SIBERIAN, FAR EAST OFFICIALS REACH OUT TO ASIAN COUNTERPARTS. A delegation from North Korea will visit the cities of Khabarovsk, Vladivostok, and Blagoveshchensk from 4 to 12 April at the invitation of presidential envoy to the Far Eastern federal district Konstantin Pulikovskii, Interfax-Eurasia reported on 2 April. The delegation will be headed by Deputy Prime Minister Jo Chang-Dok. Jo will discuss bilateral trade and investment issues with Pulikovskii, as well as future transportation projects. Meanwhile, in Tokyo on 2 April, Japanese Foreign Minister Yoriko Kawaguchi met with Irkutsk Governor Boris Govorin, who led a delegation of oblast industrialists to Japan, Interfax-Eurasia reported. According to Kawaguchi, 20 percent of all Russian exports to Japan come from Irkutsk Oblast. The last time the oblast sent a delegation to Japan was seven years ago.
TRANSNEFT TO INVEST IN SIBERIAN OIL PIPELINE. Speaking at a press conference in Vladivostok on 3 April, Anatolii Bezverkhov, the head of the Strategic Development Department of the major state-run pipeline operator Transneft, said his company plans to invest about $5.2 billion to lay the "Eastern Siberia-Pacific" oil pipeline, rosneftegaz.ru reported on 3 April. According to Bezverkhov, the 4,000-kilometer oil pipeline will be designed to bring Russian hydrocarbons to the Pacific coast for export to Southern Asia, where demand for oil is growing by 9 percent annually. The construction of the pipeline will begin in 2004, and its projected turnover is 50 million tons of oil a year, he added.
CRIME AND PUNISHMENT
RUSSIAN MURDER RATE RISES...
Murders in Russia increased by 1,740 cases in 2001 over the previous year, RBK reported on 28 March. Anatolii Naumov, a representative of the Criminology and Law Institute of the Russian Academy of Sciences, announced the statistics at Federation Council hearings the same day. Naumov said the increase in murders is connected to social, economic, political, and moral decline in Russia....AS POPULATION TO SHRINK. Russia's population is expected to shrink by 30 percent to 101.9 million people by the end of 2050, the State Statistics Committee said on 28 March, AP reported. The committee also worked out best-case and worst-case scenarios. Under the best-case scenario, the population would only decrease to 122.6 million people by 2050, but under the worst-case scenario it would fall almost 47 percent to 77.2 million people, Interfax reported. The prediction of 101.9 million people by 2050 is considered the most probable outcome, according to the committee.

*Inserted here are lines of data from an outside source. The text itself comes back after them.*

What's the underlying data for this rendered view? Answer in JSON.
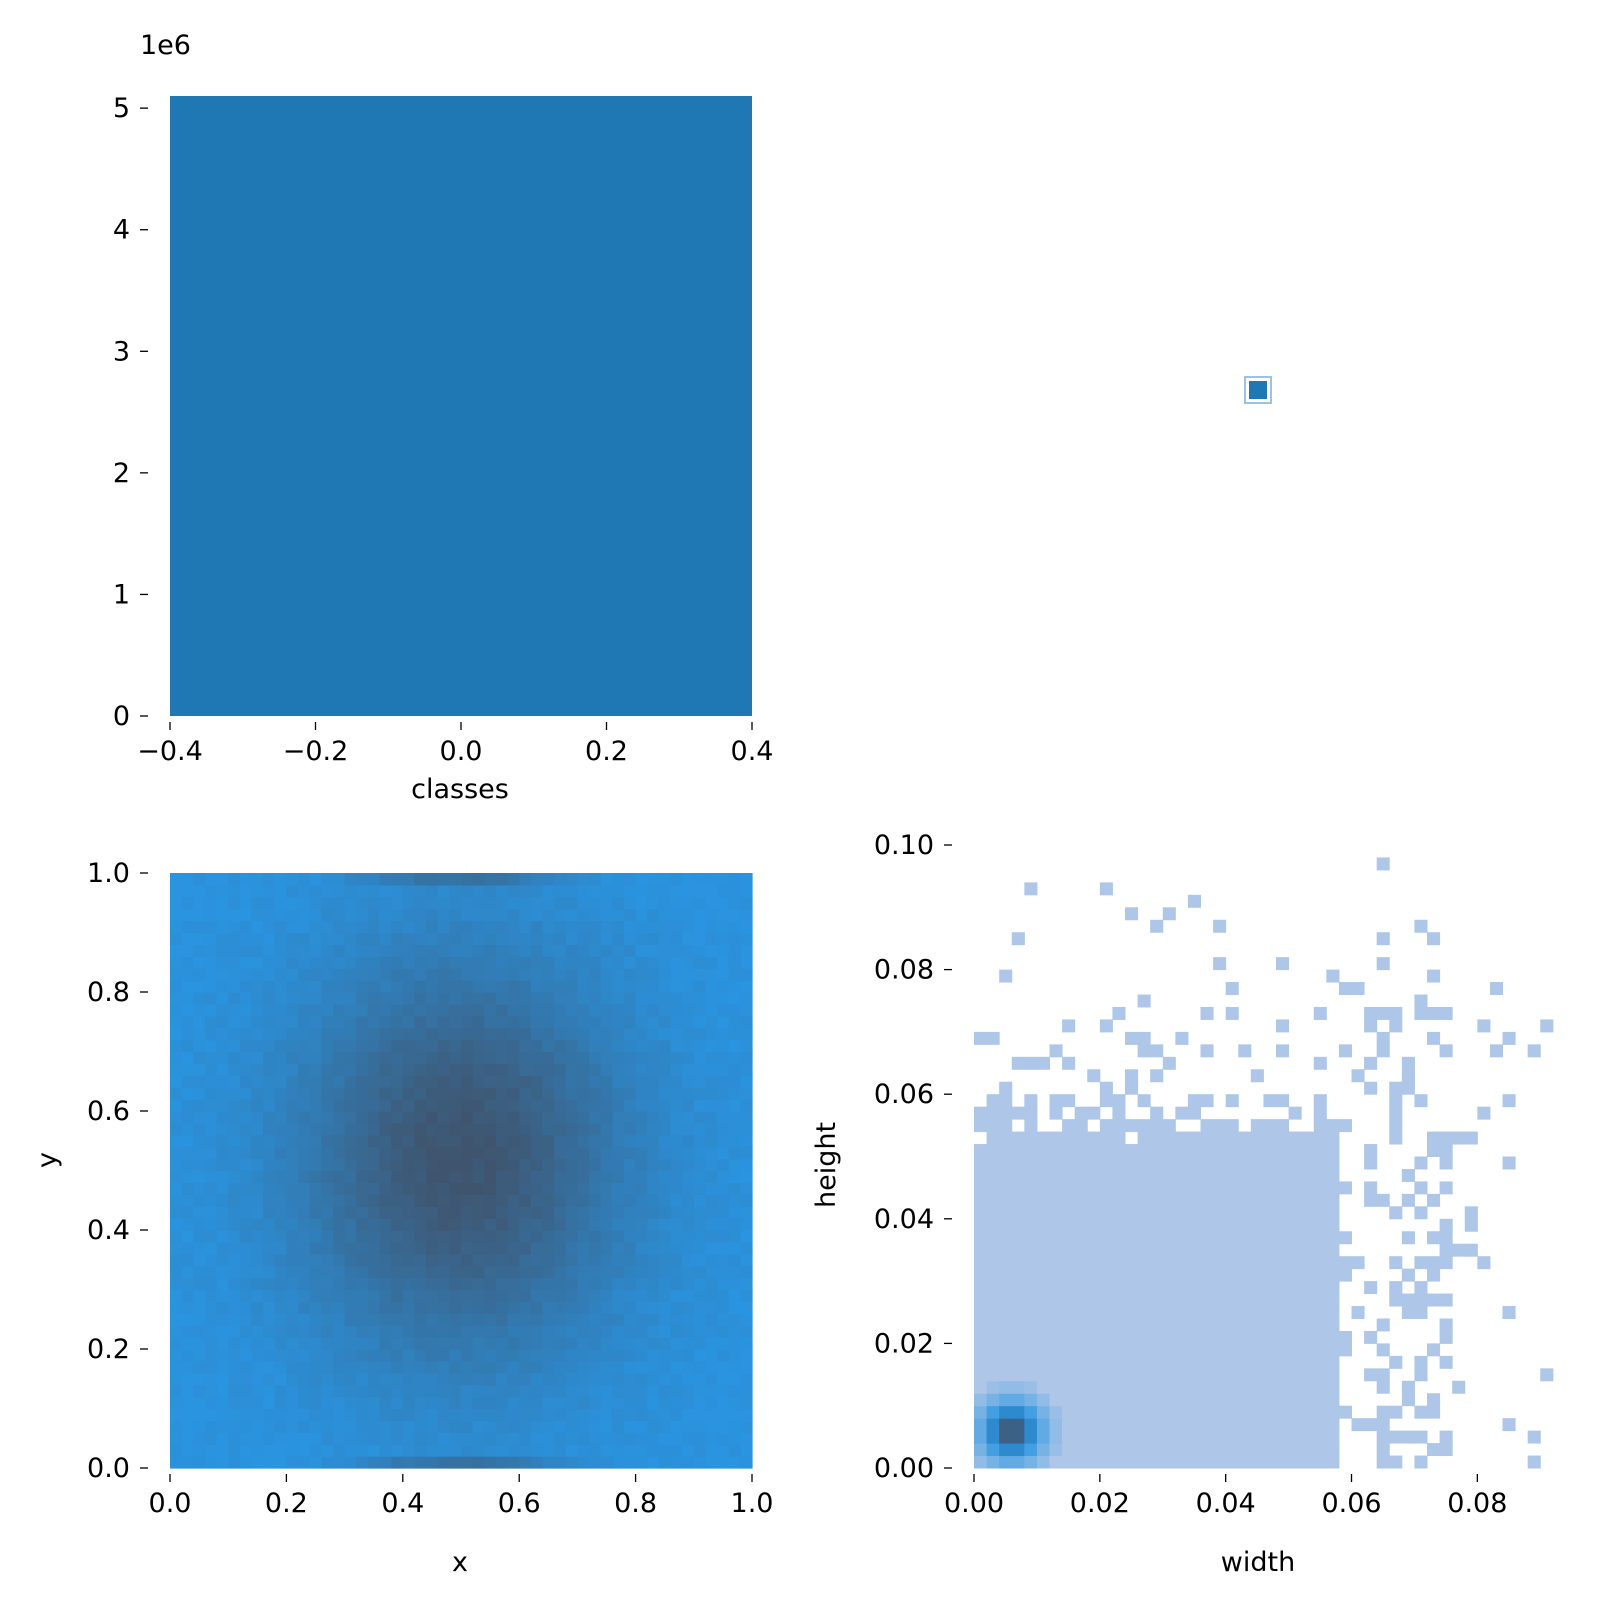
{
  "chart_data": [
    {
      "type": "histogram",
      "panel": "top-left",
      "xlabel": "classes",
      "ylabel": "",
      "offset_text": "1e6",
      "xlim": [
        -0.4,
        0.4
      ],
      "ylim": [
        0,
        5.1
      ],
      "x_ticks": [
        "−0.4",
        "−0.2",
        "0.0",
        "0.2",
        "0.4"
      ],
      "x_tick_values": [
        -0.4,
        -0.2,
        0.0,
        0.2,
        0.4
      ],
      "y_ticks": [
        "0",
        "1",
        "2",
        "3",
        "4",
        "5"
      ],
      "y_tick_values": [
        0,
        1,
        2,
        3,
        4,
        5
      ],
      "bars": [
        {
          "x0": -0.4,
          "x1": 0.4,
          "value": 5.1
        }
      ],
      "color": "#1f77b4"
    },
    {
      "type": "scatter",
      "panel": "top-right",
      "marker": "square",
      "color": "#1f77b4",
      "points": [
        {
          "x": 0.0,
          "y": 0.0
        }
      ]
    },
    {
      "type": "heatmap",
      "panel": "bottom-left",
      "xlabel": "x",
      "ylabel": "y",
      "xlim": [
        0.0,
        1.0
      ],
      "ylim": [
        0.0,
        1.0
      ],
      "x_ticks": [
        "0.0",
        "0.2",
        "0.4",
        "0.6",
        "0.8",
        "1.0"
      ],
      "x_tick_values": [
        0.0,
        0.2,
        0.4,
        0.6,
        0.8,
        1.0
      ],
      "y_ticks": [
        "0.0",
        "0.2",
        "0.4",
        "0.6",
        "0.8",
        "1.0"
      ],
      "y_tick_values": [
        0.0,
        0.2,
        0.4,
        0.6,
        0.8,
        1.0
      ],
      "bins": 50,
      "peak": {
        "x": 0.5,
        "y": 0.52
      },
      "colors": {
        "low": "#2a94e0",
        "high": "#3f556f"
      }
    },
    {
      "type": "heatmap",
      "panel": "bottom-right",
      "xlabel": "width",
      "ylabel": "height",
      "xlim": [
        0.0,
        0.0925
      ],
      "ylim": [
        0.0,
        0.1
      ],
      "x_ticks": [
        "0.00",
        "0.02",
        "0.04",
        "0.06",
        "0.08"
      ],
      "x_tick_values": [
        0.0,
        0.02,
        0.04,
        0.06,
        0.08
      ],
      "y_ticks": [
        "0.00",
        "0.02",
        "0.04",
        "0.06",
        "0.08",
        "0.10"
      ],
      "y_tick_values": [
        0.0,
        0.02,
        0.04,
        0.06,
        0.08,
        0.1
      ],
      "bin_size": 0.002,
      "dense_region": {
        "width_max": 0.058,
        "height_max": 0.06
      },
      "peak": {
        "x": 0.006,
        "y": 0.006
      },
      "colors": {
        "low": "#aec7e8",
        "mid": "#2a94e0",
        "high": "#3f556f"
      }
    }
  ]
}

PROSECUTOR-GENERAL'S OFFICE RESUMES INVESTIGATION OF TYUMEN OIL COMPANY. The division of the Prosecutor-General's Office in the Central federal district announced that it is reopening the investigation of alleged fraud during the 1997 privatization of 40 percent of the shares of Tyumen Oil Company controlled by the financial-industrial group Alfa, "Vremya novostei" reported on 3 April. The initial investigation, which focused on several high-ranking Russian officials including former Energy and Fuel Minister Yurii Shafranik, was opened in 2000 by the Interior Ministry, but was closed shortly thereafter due to political pressure from "above," according to the newspaper.
TRENDS AND IDEAS
DOES PUTIN MAKE HIS OWN DECISIONS?
According to a poll by the Public Opinion Foundation, 46 percent of Russians believe that Putin is unable to make decisions by himself and is under the influence of other people, RBK reported on 26 March. Conversely, 43 percent said Putin makes decisions on his own. The survey was conducted from a sample of 1,500 people from 100 cities in 44 Russian regions. The individuals and groups believed to be influencing Putin included the Kremlin administration, the oligarchs, former President Boris Yeltsin's family and cronies, and the law enforcement and security services.